Both “colors” and “colours” are correct spellings of the plural form of the noun “color.” The difference between the two spellings has to do with regional variations between American English and British English. In American English, the standard spelling is “colors,” while in British English, the standard spelling is “colours.”
Etymology of Color vs Colour
The word “color” comes from the Old French word “colour.” This entered English in the Middle English period. The French spelling was adopted in Middle English, so “colour” became the standard British spelling. In the 16th century, the spelling was changed to “color” in American English to be in line with the Latin word “color.” So the American and British spellings diverged.
In modern English usage, the key difference between “colors” and “colours” is that “colors” is the preferred spelling in American English, while “colours” is preferred in British English.

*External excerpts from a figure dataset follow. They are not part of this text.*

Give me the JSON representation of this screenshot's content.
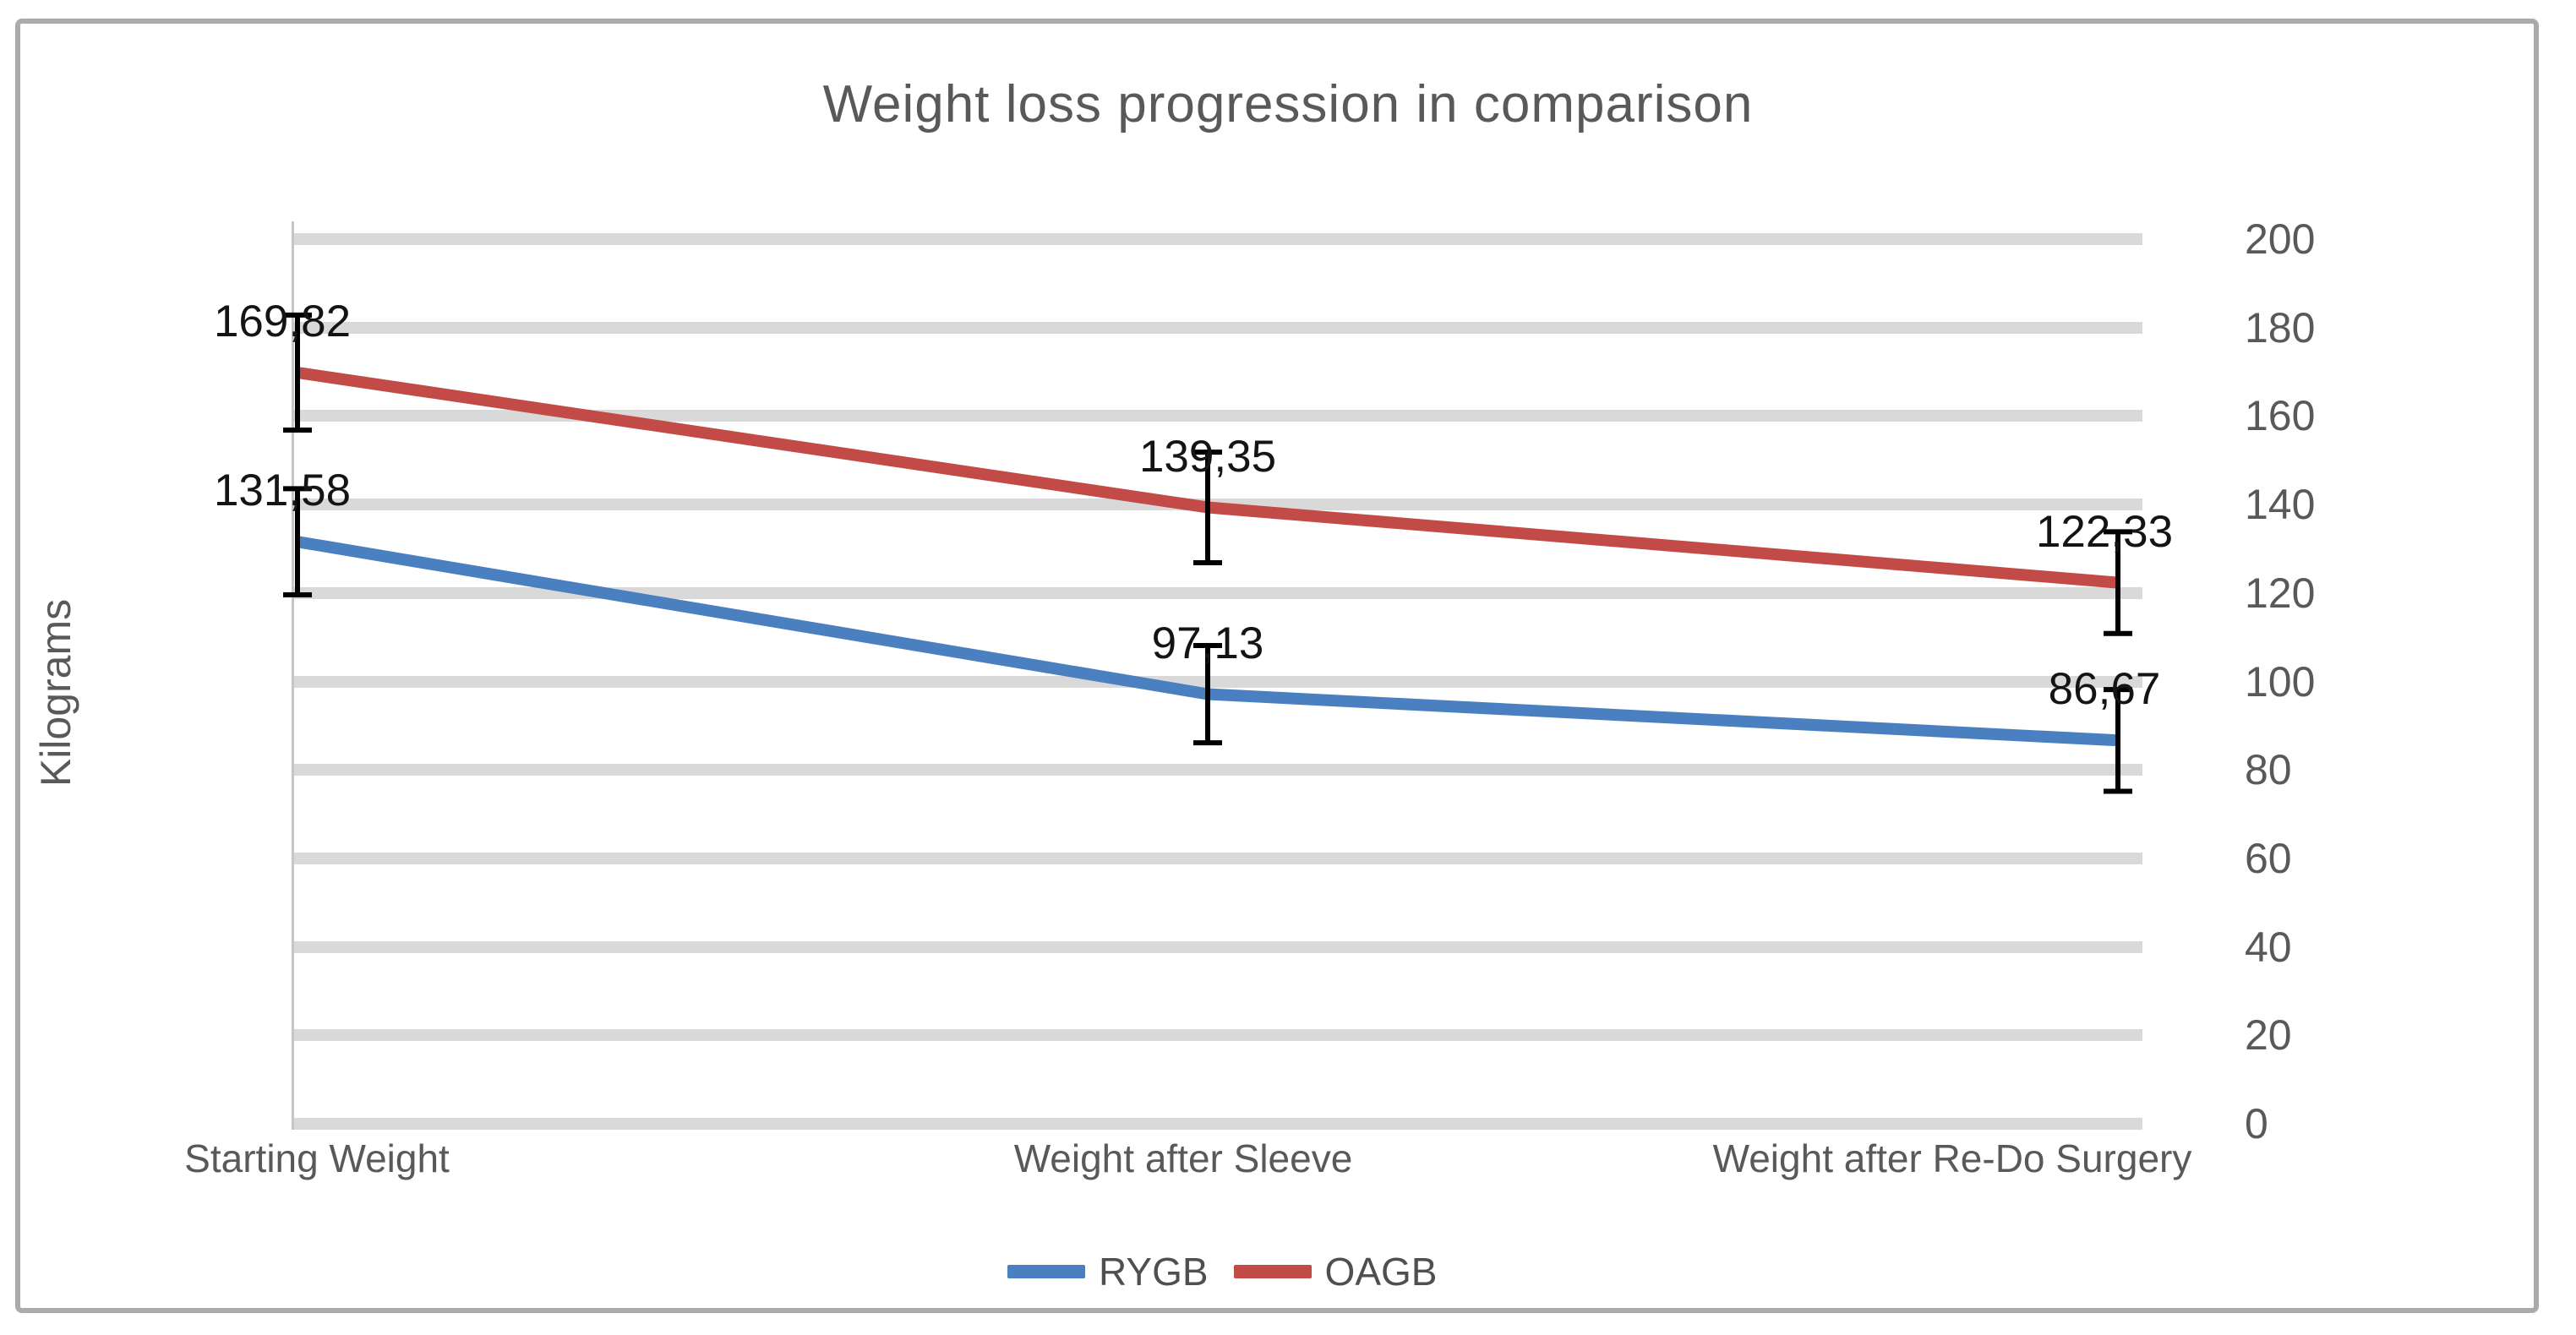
{
  "chart_data": {
    "type": "line",
    "title": "Weight loss progression in comparison",
    "ylabel": "Kilograms",
    "xlabel": "",
    "categories": [
      "Starting Weight",
      "Weight after Sleeve",
      "Weight after Re-Do Surgery"
    ],
    "series": [
      {
        "name": "RYGB",
        "color": "#4a80bf",
        "values": [
          131.58,
          97.13,
          86.67
        ],
        "labels": [
          "131,58",
          "97,13",
          "86,67"
        ],
        "error_bars_kg": [
          12,
          11,
          11.5
        ]
      },
      {
        "name": "OAGB",
        "color": "#c24b47",
        "values": [
          169.82,
          139.35,
          122.33
        ],
        "labels": [
          "169,82",
          "139,35",
          "122,33"
        ],
        "error_bars_kg": [
          13,
          12.5,
          11.5
        ]
      }
    ],
    "yticks": [
      200,
      180,
      160,
      140,
      120,
      100,
      80,
      60,
      40,
      20,
      0
    ],
    "ylim": [
      0,
      200
    ],
    "grid": "horizontal major gridlines every 20",
    "legend_position": "bottom-center",
    "error_bars": true,
    "error_bar_color": "#000000",
    "gridline_color": "#d9d9d9",
    "text_color": "#595959"
  }
}
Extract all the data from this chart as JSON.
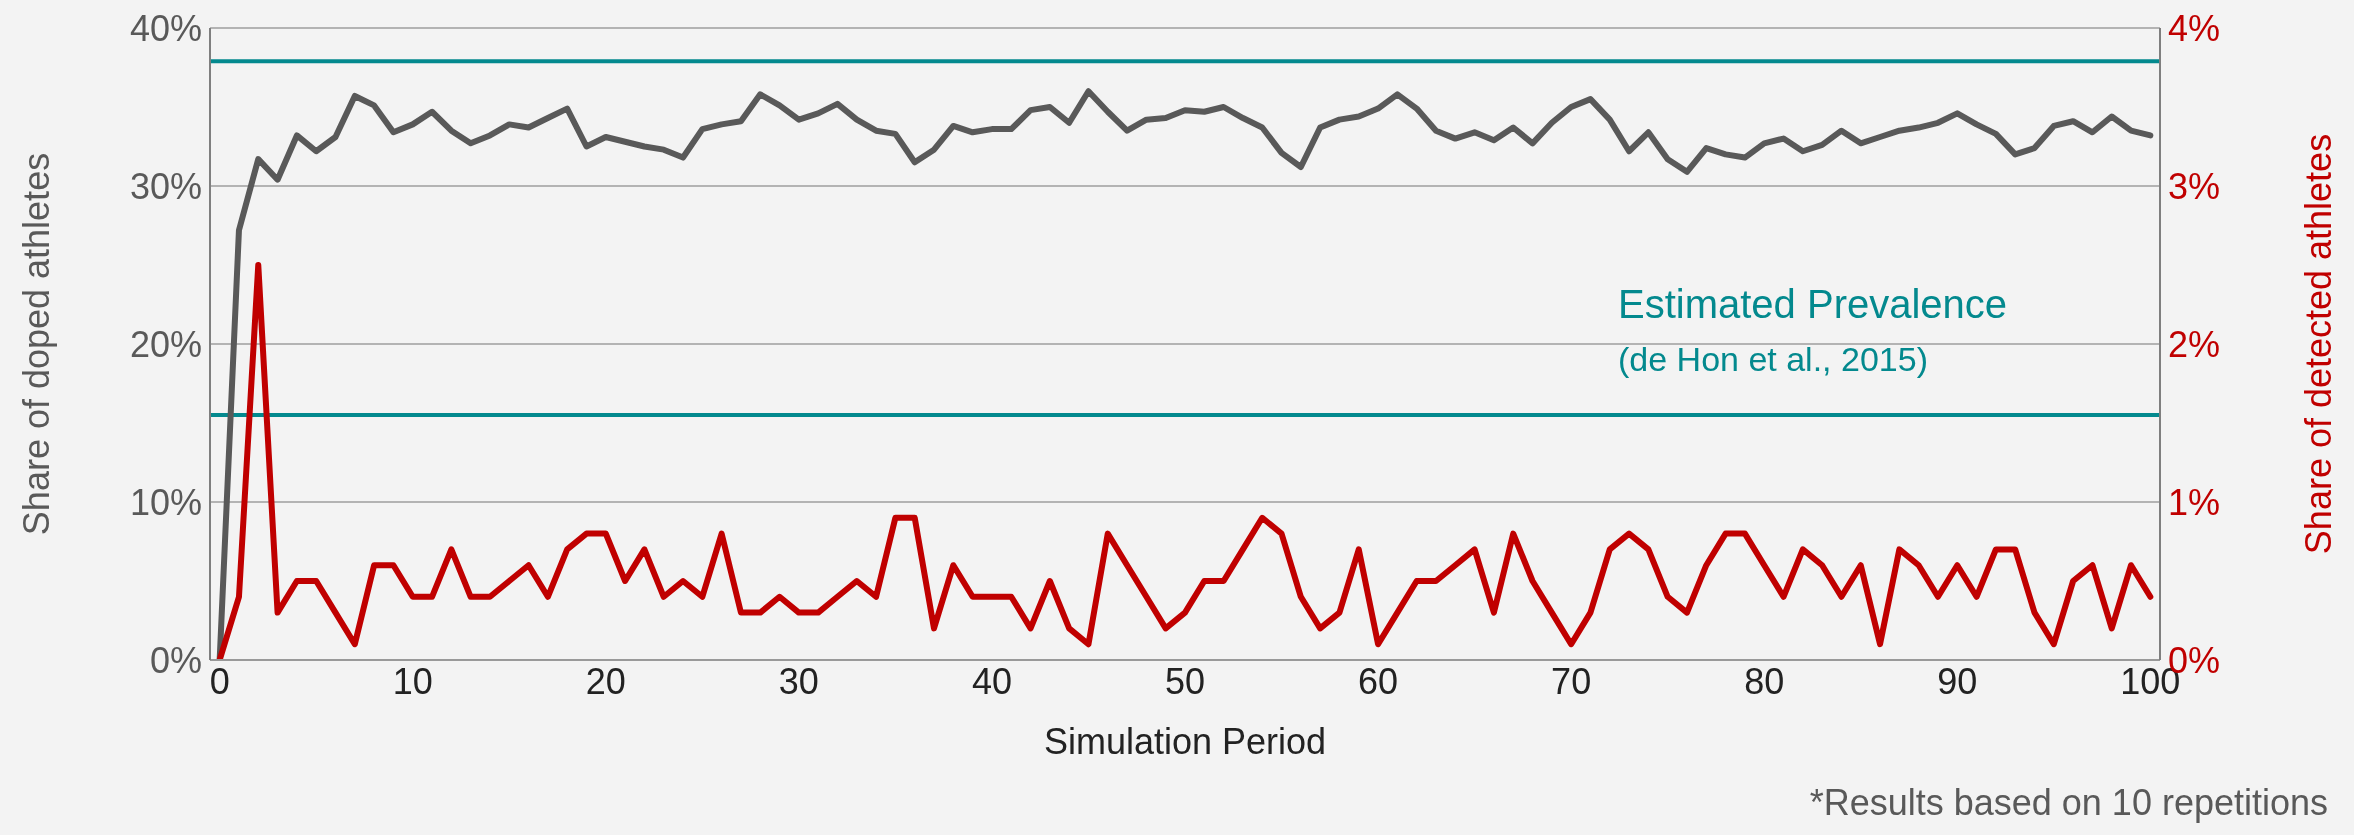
{
  "chart_data": {
    "type": "line",
    "xlabel": "Simulation Period",
    "ylabel": "Share of doped athletes",
    "y2label": "Share of detected athletes",
    "x": [
      0,
      1,
      2,
      3,
      4,
      5,
      6,
      7,
      8,
      9,
      10,
      11,
      12,
      13,
      14,
      15,
      16,
      17,
      18,
      19,
      20,
      21,
      22,
      23,
      24,
      25,
      26,
      27,
      28,
      29,
      30,
      31,
      32,
      33,
      34,
      35,
      36,
      37,
      38,
      39,
      40,
      41,
      42,
      43,
      44,
      45,
      46,
      47,
      48,
      49,
      50,
      51,
      52,
      53,
      54,
      55,
      56,
      57,
      58,
      59,
      60,
      61,
      62,
      63,
      64,
      65,
      66,
      67,
      68,
      69,
      70,
      71,
      72,
      73,
      74,
      75,
      76,
      77,
      78,
      79,
      80,
      81,
      82,
      83,
      84,
      85,
      86,
      87,
      88,
      89,
      90,
      91,
      92,
      93,
      94,
      95,
      96,
      97,
      98,
      99,
      100
    ],
    "series": [
      {
        "color": "#595959",
        "values": [
          0,
          27.2,
          31.7,
          30.4,
          33.2,
          32.2,
          33.1,
          35.7,
          35.1,
          33.4,
          33.9,
          34.7,
          33.5,
          32.7,
          33.2,
          33.9,
          33.7,
          34.3,
          34.9,
          32.5,
          33.1,
          32.8,
          32.5,
          32.3,
          31.8,
          33.6,
          33.9,
          34.1,
          35.8,
          35.1,
          34.2,
          34.6,
          35.2,
          34.2,
          33.5,
          33.3,
          31.5,
          32.3,
          33.8,
          33.4,
          33.6,
          33.6,
          34.8,
          35.0,
          34.0,
          36.0,
          34.7,
          33.5,
          34.2,
          34.3,
          34.8,
          34.7,
          35.0,
          34.3,
          33.7,
          32.1,
          31.2,
          33.7,
          34.2,
          34.4,
          34.9,
          35.8,
          34.9,
          33.5,
          33.0,
          33.4,
          32.9,
          33.7,
          32.7,
          34.0,
          35.0,
          35.5,
          34.2,
          32.2,
          33.4,
          31.7,
          30.9,
          32.4,
          32.0,
          31.8,
          32.7,
          33.0,
          32.2,
          32.6,
          33.5,
          32.7,
          33.1,
          33.5,
          33.7,
          34.0,
          34.6,
          33.9,
          33.3,
          32.0,
          32.4,
          33.8,
          34.1,
          33.4,
          34.4,
          33.5,
          33.2
        ]
      },
      {
        "color": "#c00000",
        "axis": "y2",
        "values": [
          0,
          0.4,
          2.5,
          0.3,
          0.5,
          0.5,
          0.3,
          0.1,
          0.6,
          0.6,
          0.4,
          0.4,
          0.7,
          0.4,
          0.4,
          0.5,
          0.6,
          0.4,
          0.7,
          0.8,
          0.8,
          0.5,
          0.7,
          0.4,
          0.5,
          0.4,
          0.8,
          0.3,
          0.3,
          0.4,
          0.3,
          0.3,
          0.4,
          0.5,
          0.4,
          0.9,
          0.9,
          0.2,
          0.6,
          0.4,
          0.4,
          0.4,
          0.2,
          0.5,
          0.2,
          0.1,
          0.8,
          0.6,
          0.4,
          0.2,
          0.3,
          0.5,
          0.5,
          0.7,
          0.9,
          0.8,
          0.4,
          0.2,
          0.3,
          0.7,
          0.1,
          0.3,
          0.5,
          0.5,
          0.6,
          0.7,
          0.3,
          0.8,
          0.5,
          0.3,
          0.1,
          0.3,
          0.7,
          0.8,
          0.7,
          0.4,
          0.3,
          0.6,
          0.8,
          0.8,
          0.6,
          0.4,
          0.7,
          0.6,
          0.4,
          0.6,
          0.1,
          0.7,
          0.6,
          0.4,
          0.6,
          0.4,
          0.7,
          0.7,
          0.3,
          0.1,
          0.5,
          0.6,
          0.2,
          0.6,
          0.4
        ]
      }
    ],
    "xlim": [
      -0.5,
      100.5
    ],
    "xticks": [
      0,
      10,
      20,
      30,
      40,
      50,
      60,
      70,
      80,
      90,
      100
    ],
    "ylim": [
      0,
      40
    ],
    "yticks": [
      {
        "value": 0,
        "label": "0%"
      },
      {
        "value": 10,
        "label": "10%"
      },
      {
        "value": 20,
        "label": "20%"
      },
      {
        "value": 30,
        "label": "30%"
      },
      {
        "value": 40,
        "label": "40%"
      }
    ],
    "y2lim": [
      0,
      4
    ],
    "y2ticks": [
      {
        "value": 0,
        "label": "0%"
      },
      {
        "value": 1,
        "label": "1%"
      },
      {
        "value": 2,
        "label": "2%"
      },
      {
        "value": 3,
        "label": "3%"
      },
      {
        "value": 4,
        "label": "4%"
      }
    ],
    "ref_lines": [
      {
        "axis": "y",
        "value": 37.9,
        "color": "#03898e"
      },
      {
        "axis": "y",
        "value": 15.5,
        "color": "#03898e"
      }
    ],
    "annotations": [
      "Estimated Prevalence",
      "(de Hon et al., 2015)",
      "*Results based on 10 repetitions"
    ],
    "grid": "y",
    "marker": "none",
    "line_style": "solid"
  }
}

Here are some examples of the regional variations:
- In the United States, the flag consists of red, white, and blue colors.
- In the United Kingdom, the flag consists of red, white, and blue colours.
- In America, children learn their colors using crayons.
- In Britain, children learn their colours using colouring pencils.
So the American spelling is “colors” and the British spelling is “colours.” Both are widely used and accepted as correct within each region.
Is One Spelling More Correct?
Since both “colors” and “colours” have a long history of use and are standard in American and British English respectively, neither spelling is inherently “more correct.” Here are some points on the correctness of each spelling:
- In American English, “colors” is undoubtedly the standard spelling and “colours” would be seen as a misspelling.
- In British English, “colours” is considered proper and correct while “colors” would be seen as a misspelling.
- Both have an extensive history of use dating back hundreds of years in written English.
- Major dictionaries list both spellings as correct variants.
- There is no consensus that one spelling is more etymologically justified or accurate than the other.
So in summary, both spellings are considered correct and standard in their respective regional dialects of English. Neither spelling is inherently right or wrong outside of its regional context.
Grammar and Usage
The grammar and usage rules for “colors” vs “colours” are the same. The choice between these spellings depends on whether you follow American or British spelling conventions. Some key grammar and usage notes:
- The plural colors/colours always takes a plural verb – e.g. The colors are vivid. The colours are beautiful.
- Both can be used with the same color-related expressions – e.g. bright colors, light colors, bold colours, dark colours.
- Hyphens can be used in compound color descriptions – e.g. sky-blue color, yellow-green colour.
- They have the same comparative and superlative forms – e.g. more colorful, most colorful; more colourful, most colourful.
Aside from the spelling difference, colors and colours function identically in terms of grammar when writing in American or British English respectively.
Usage in Different English Variants
Here is an overview of how “colors” and “colours” are used in different national and regional varieties of English:
|Variant of English||Standard Spelling|
|Canadian English||Both (colors more common)|
|New Zealand English||colours|
|South African English||colours|
So in summary:
– “Colors” is standard in American English.
– “Colours” is standard in British, Australian, and New Zealand English.
– Canadian English uses both, with “colors” being more common.
– In South African English, “colours” is the standard spelling.
But it’s important to note many English speakers are exposed to both British and American variants through media, entertainment, online content, and more. So people may be familiar with both spellings regardless of where they live.
Usage in Publishing
The key factor determining whether publishers use “colors” or “colours” is the target audience and common practices in their location.
Books, magazines, and other content published in the United States will nearly always use “colors” following the American English standard. Publishers in the United Kingdom and other regions where British spellings are standard will generally use “colours.”
However, some publishing in English does cross regional borders. In these cases:
- Books or articles may maintain the author’s original spelling, whether colors or colours.
- Editors may choose a spelling based on the main audience.
- British publishers may use American spellings when publishing for an American market and vice versa.
- Style guides may dictate using one spelling over the other for consistency.
So in published writing, the use of “colors” vs “colours” should match the target region and audience. But exceptions can occur when content crosses regional borders.
Usage in Business/Technical Writing
In business and technical writing, American spellings like “colors” tend to dominate, even in companies with British English roots. Some reasons for this:
- Simpler American spellings like “colors” are often preferred for clarity.
- Style guides may mandate American spellings for consistency.
- American English is very prevalent in global business contexts.
- British companies increasingly use Americanized spelling in international business.
However, there are still some cases where British spellings like “colours” may be used:
- In companies based in the UK or British-influenced regions.
- When targeting a primarily British audience.
- In less formal internal communications.
- When quoting British sources directly.
So for maximum clarity and reach, “colors” is generally the safer choice for business and technical writing. But “colours” can be used judiciously in British or international contexts.
In summary, “colors” and “colours” are both correct spellings with regional variations. “Colors” is standard in American English, while “colours” is standard in British English. Neither spelling is inherently right or wrong outside its regional context. Publishers, businesses, and writers should choose “colors” or “colours” based on their audience and context rather than notions of correctness. When in doubt, defaulting to the simpler “colors” is usually a safe choice in international contexts. Ultimately, English has room for both colorful variations.